A: Scott does saw, chop, and split all the wood burned in our kitchen and living room stoves. He also keeps the woodboxes full (and makes most fires). What do I think a lone woman would do if such an essential service were not tended to by someone else? Why, she'd do it herself, of course. And it would be a big job ... but it would be one that could (and would have to) be done.
Homestead living for a single person, whether man or woman, is a 24-hour occupation and should not be undertaken lightly. Several single people we know are attempting to clear their own land, build their own houses, and make their own gardens. Frankly, we think it's too much for one person (male or female) to take on alone.
Q: Could you give me a good source from which I could purchase pure Vermont maple syrup?
A: Since we left Vermont 27 years ago (where we hung over 4,000 buckets and made over 1,000 gallons of maple syrup during our last "sappin' " spring), we've had to buy the sweet liquid, as there's not a single maple tree on our wind-swept Maine coast. In our day syrup was sold at a little over $3.00 a gallon. Now that we have to buy it, though, the price is between $14 and $20 a gallon.
We have found Richard Garrett (Wellington, Maine) to be a good source for the real thing. His syrup is homemade, over wood fires on his own place, and he can send you either the finest Fancy quality, or Number One, or the blackstrap Number Two, which runs late in the season.
Q: You folks are a great inspiration to me, but I have a question that I can't find the answer to in your publications.
How would you buy acreage in today's market without going into debt? Land here in Oregon is increasing in price faster than the inflation rate, and—if it just stayed even—inflation would still make it seem all but impossible to save enough money to pay cash for a piece of property. What advice do you have for young people, without substantial assets, who want to "live the good life?"

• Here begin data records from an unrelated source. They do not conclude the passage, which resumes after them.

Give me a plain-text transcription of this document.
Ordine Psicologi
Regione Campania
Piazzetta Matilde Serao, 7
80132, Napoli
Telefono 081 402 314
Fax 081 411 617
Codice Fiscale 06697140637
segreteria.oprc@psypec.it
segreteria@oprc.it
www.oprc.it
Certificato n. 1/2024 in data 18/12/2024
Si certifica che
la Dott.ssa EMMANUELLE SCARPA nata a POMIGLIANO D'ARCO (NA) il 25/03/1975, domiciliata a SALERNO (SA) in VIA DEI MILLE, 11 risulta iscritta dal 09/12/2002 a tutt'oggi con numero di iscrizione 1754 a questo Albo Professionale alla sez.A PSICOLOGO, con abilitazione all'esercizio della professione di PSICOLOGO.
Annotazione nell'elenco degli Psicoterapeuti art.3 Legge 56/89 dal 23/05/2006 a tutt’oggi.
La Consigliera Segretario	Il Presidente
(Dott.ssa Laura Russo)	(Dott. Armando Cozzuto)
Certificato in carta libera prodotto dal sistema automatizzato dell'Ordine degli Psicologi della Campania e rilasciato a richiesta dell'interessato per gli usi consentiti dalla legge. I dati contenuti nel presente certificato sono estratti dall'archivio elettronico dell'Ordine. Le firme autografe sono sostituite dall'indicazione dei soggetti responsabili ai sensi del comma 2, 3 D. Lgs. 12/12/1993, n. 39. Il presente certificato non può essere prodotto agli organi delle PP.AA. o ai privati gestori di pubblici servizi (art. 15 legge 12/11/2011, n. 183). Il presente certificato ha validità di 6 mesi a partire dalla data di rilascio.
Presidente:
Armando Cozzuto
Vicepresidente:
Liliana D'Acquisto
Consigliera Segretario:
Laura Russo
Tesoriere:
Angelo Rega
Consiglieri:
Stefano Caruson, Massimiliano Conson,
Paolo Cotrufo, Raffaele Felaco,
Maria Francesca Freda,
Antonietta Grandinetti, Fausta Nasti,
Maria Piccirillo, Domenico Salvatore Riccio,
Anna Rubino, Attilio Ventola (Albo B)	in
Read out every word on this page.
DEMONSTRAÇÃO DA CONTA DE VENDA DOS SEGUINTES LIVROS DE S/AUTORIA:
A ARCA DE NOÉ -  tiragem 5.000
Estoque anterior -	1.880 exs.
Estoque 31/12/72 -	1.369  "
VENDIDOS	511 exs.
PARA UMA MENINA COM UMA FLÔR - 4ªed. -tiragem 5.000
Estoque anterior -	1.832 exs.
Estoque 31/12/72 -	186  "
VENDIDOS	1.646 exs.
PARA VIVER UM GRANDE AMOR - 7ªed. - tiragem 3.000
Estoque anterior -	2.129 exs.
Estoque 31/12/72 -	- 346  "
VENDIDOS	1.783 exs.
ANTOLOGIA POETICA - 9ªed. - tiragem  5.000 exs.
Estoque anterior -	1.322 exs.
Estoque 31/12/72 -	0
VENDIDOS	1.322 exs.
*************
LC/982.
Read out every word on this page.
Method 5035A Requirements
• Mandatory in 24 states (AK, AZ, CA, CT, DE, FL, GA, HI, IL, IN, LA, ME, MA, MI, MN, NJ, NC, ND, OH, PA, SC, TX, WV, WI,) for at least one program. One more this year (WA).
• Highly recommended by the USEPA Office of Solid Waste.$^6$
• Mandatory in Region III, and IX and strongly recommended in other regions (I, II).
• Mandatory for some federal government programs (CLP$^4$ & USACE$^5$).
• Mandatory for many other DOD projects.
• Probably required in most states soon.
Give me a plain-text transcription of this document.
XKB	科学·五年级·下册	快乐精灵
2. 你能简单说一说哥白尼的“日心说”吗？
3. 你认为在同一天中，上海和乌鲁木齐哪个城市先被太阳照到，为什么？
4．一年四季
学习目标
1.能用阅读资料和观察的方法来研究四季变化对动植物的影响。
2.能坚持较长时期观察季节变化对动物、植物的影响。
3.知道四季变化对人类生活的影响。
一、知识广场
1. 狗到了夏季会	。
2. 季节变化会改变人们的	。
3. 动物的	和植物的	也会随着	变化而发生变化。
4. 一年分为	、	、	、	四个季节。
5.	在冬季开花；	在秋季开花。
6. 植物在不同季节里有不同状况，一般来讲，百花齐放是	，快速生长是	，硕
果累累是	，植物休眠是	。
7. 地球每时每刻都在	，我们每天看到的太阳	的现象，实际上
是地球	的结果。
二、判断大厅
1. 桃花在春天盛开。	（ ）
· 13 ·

A: Your question is a real stumper. We're lucky enough to have been born in a previous generation ... when we had little cash, but when the dollar was worth 100¢, instead of the 10¢, 9¢, or 8¢ dollar which now passes for money. We admit it's difficult for young people to gather the funds to pay today's outrageously high real estate prices ... or even to find a suitable location that isn't already occupied by "summer folk."
Try to locate other like-minded people, who have a little money ahead, and who will go into the enterprise with you. Don't go deep into debt for land. Drive up old dirt roads and find abandoned farmland. Look for acreage selling for back taxes.
You also might take on farm jobs and learn what you can before buying and settling down. In the meantime, hunt about and inquire as to what's on the market in the area you've chosen. When you find the place, you can hasten the possibility of self-sufficient living with economy and good management.
We encountered plenty of difficulties in the 1930's. You will find others, not necessarily similar, in the 1980's. We wish you good luck, patience, and perseverance in your search for the good life.